How to cut energy usage to zero

How to cut energy usage to zero

How to cut energy usage to zero


Energy efficiency for homes is about getting design right and making it airtight.

Melbourne: Energy efficiency for homes is about getting design right and making it airtight. The challenge is making these changes affordable. People looking for cost-effective ways to heat or cool their home can spend hours comparing the energy efficiency of products on the market. But even the most energy efficient appliance won't make up for a poorly-constructed building.

For example, homeowners could prioritise upgrading their home's thermal shell (external walls, ground floor and roof) by increasing air tightness through sealing gaps left by old vents and around doors and windows.

A home's thermal shell can also be improved with insulation, shading to north and west facing windows and upgrading old windows to UPVC frames and double glazed. There is a saying when renovating thermal shells which is easy to remember - 'insulate tight, ventilate right'.

A home with an efficient thermal shell is easier to keep cool in summer and warm in winter.

This reduces energy bills — and carbon emissions.
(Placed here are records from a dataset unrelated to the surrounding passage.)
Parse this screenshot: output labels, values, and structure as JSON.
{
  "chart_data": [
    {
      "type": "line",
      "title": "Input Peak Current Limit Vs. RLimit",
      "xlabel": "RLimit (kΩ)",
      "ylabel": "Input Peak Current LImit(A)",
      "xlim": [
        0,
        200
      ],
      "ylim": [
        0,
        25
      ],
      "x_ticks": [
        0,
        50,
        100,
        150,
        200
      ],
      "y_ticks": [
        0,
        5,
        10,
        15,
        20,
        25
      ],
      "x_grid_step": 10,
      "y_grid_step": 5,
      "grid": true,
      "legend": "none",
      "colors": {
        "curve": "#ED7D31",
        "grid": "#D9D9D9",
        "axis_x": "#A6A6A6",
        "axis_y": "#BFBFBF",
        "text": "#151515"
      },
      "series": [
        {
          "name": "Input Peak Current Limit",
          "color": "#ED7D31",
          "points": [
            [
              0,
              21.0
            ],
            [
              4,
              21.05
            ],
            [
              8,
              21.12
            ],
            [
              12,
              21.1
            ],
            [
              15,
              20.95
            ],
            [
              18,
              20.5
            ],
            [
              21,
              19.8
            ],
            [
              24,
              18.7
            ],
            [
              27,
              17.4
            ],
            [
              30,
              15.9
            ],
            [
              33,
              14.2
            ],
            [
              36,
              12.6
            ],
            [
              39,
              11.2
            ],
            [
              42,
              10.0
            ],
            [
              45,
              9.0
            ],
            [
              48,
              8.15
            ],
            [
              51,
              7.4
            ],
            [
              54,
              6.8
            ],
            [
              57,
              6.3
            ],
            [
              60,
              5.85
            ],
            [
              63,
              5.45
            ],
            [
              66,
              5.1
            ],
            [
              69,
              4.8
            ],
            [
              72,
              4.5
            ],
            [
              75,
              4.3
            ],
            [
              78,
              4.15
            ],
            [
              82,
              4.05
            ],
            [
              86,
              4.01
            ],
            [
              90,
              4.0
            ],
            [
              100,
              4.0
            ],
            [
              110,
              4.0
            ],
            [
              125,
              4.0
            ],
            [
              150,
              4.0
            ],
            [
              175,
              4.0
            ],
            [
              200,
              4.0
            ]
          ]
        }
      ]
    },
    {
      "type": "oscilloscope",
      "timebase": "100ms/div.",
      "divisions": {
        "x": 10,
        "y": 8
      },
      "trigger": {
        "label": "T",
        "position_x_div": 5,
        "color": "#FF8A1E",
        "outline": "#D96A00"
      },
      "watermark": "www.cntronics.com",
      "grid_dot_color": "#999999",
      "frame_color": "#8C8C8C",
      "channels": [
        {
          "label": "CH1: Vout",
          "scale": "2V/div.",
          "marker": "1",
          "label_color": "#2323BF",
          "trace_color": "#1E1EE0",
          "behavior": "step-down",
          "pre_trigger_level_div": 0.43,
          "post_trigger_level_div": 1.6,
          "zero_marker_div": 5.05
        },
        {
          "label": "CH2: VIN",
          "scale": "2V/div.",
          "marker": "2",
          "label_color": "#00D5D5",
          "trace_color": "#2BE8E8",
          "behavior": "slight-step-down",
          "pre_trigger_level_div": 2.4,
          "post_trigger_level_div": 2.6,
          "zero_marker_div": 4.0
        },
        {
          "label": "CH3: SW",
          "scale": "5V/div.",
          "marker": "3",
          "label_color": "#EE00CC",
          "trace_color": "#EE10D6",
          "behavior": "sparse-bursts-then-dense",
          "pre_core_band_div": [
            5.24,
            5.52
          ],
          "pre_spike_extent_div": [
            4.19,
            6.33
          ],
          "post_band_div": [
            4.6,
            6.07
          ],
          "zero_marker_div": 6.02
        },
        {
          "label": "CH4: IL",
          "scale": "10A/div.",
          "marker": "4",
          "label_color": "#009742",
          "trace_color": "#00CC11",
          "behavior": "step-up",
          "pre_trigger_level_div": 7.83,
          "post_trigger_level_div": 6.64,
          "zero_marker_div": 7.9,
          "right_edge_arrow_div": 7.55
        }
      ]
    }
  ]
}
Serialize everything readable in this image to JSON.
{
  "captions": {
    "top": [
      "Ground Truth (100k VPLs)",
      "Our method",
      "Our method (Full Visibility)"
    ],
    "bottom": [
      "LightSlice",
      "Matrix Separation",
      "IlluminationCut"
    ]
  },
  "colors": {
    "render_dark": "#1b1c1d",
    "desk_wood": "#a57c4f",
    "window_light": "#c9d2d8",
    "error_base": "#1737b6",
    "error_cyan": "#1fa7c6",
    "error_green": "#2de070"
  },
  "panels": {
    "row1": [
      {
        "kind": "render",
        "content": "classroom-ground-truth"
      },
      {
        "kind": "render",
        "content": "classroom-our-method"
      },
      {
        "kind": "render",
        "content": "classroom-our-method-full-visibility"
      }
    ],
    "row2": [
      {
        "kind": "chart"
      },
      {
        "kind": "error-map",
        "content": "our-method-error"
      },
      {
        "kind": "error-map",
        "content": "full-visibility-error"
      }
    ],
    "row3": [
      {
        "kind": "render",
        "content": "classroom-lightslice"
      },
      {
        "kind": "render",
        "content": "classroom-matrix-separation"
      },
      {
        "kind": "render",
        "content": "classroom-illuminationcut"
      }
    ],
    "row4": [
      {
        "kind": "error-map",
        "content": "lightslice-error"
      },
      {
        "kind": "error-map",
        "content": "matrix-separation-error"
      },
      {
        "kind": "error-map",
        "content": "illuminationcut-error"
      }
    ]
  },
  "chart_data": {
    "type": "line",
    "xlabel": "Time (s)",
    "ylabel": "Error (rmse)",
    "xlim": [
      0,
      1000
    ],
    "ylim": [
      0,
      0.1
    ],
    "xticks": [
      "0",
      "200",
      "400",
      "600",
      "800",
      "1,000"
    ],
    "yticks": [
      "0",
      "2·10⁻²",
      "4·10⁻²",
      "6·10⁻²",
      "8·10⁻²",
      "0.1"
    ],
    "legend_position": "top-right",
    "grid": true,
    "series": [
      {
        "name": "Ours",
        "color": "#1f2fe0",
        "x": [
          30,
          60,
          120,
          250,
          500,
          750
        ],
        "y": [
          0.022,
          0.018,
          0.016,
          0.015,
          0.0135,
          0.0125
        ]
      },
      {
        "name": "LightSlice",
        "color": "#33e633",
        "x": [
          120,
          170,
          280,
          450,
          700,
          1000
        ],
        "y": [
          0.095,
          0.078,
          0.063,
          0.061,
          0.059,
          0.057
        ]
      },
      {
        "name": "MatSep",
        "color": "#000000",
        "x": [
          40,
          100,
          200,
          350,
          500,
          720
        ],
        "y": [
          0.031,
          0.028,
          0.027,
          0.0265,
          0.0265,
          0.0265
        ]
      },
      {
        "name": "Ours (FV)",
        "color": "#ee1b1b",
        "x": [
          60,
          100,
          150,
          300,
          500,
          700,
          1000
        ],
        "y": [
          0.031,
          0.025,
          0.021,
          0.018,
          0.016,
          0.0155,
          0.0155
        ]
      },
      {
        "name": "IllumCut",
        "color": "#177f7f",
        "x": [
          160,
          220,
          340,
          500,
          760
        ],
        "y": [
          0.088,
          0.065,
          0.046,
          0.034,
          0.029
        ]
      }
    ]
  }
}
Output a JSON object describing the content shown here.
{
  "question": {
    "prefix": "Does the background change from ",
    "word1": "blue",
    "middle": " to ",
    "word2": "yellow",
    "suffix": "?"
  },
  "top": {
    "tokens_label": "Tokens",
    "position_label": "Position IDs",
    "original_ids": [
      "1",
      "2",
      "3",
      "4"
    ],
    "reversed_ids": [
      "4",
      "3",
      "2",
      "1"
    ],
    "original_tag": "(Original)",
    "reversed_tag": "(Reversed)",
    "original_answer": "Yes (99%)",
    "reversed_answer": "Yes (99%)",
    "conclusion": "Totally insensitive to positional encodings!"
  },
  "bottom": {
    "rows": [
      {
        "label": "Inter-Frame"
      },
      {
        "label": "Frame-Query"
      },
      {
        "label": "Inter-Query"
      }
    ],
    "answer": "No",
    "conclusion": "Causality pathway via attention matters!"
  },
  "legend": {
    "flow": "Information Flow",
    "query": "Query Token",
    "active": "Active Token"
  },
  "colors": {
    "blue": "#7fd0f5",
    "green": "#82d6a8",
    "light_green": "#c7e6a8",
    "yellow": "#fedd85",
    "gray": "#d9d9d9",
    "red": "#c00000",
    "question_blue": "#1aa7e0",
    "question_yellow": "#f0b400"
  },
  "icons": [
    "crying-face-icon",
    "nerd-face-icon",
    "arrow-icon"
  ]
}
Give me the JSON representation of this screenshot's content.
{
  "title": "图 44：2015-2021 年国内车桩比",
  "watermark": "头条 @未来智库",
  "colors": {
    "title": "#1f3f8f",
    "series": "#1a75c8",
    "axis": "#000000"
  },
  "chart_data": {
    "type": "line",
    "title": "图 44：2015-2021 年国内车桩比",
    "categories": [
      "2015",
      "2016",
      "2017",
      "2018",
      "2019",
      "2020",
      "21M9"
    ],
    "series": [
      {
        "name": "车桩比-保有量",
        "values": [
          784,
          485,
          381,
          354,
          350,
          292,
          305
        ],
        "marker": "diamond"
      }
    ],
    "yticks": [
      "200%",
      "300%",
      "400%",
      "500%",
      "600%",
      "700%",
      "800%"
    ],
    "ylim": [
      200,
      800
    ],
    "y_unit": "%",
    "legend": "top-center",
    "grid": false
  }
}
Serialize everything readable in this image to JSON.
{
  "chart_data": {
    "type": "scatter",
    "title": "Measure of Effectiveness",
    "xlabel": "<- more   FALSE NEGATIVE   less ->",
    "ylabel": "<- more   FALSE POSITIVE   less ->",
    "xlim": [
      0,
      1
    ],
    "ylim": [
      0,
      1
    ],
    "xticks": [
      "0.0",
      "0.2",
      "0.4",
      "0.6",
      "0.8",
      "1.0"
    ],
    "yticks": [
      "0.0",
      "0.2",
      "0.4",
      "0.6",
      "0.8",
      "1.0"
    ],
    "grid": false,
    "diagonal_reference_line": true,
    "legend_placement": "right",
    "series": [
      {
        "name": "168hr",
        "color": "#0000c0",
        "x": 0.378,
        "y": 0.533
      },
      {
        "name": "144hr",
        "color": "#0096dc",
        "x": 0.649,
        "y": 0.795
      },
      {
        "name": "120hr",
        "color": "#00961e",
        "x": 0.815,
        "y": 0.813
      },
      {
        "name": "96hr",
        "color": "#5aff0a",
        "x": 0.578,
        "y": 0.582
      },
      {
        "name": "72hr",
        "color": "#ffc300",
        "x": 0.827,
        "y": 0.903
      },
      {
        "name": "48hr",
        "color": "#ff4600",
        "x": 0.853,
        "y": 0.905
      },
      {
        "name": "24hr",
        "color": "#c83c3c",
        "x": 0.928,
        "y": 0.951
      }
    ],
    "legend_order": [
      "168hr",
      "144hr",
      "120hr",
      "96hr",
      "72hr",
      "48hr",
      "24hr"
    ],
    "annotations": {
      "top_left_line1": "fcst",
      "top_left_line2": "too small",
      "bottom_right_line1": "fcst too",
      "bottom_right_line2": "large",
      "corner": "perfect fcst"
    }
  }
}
Approximately 40 per cent of household energy is used for heating and cooling.

This could be cut to almost zero through effective, climate-appropriate design. Underperforming homes In Australia, implementing the recently updated National Construction Code will go some way towards new homes and major renovations being built with efficient thermal shells.

As most Australian homes were built before any energy performance standards existed, and may not have had upgrades recently, households are being exposed to the choice of either unsafe temperatures or high bills. The Australian Housing Dataset measures the energy efficiency of homes and apartments built since 2016, which are covered by mandated energy star minimums while many homeowners have some ability to renovate their homes' thermal shell, this is not an option for the more than 30 percent of Australians who rent.

People on low incomes are particularly vulnerable to the adverse effects of poorly built homes.

A recent report by the Australian Council for Social Services found nearly two-thirds of those on income support have difficulty keeping their homes cool in summer.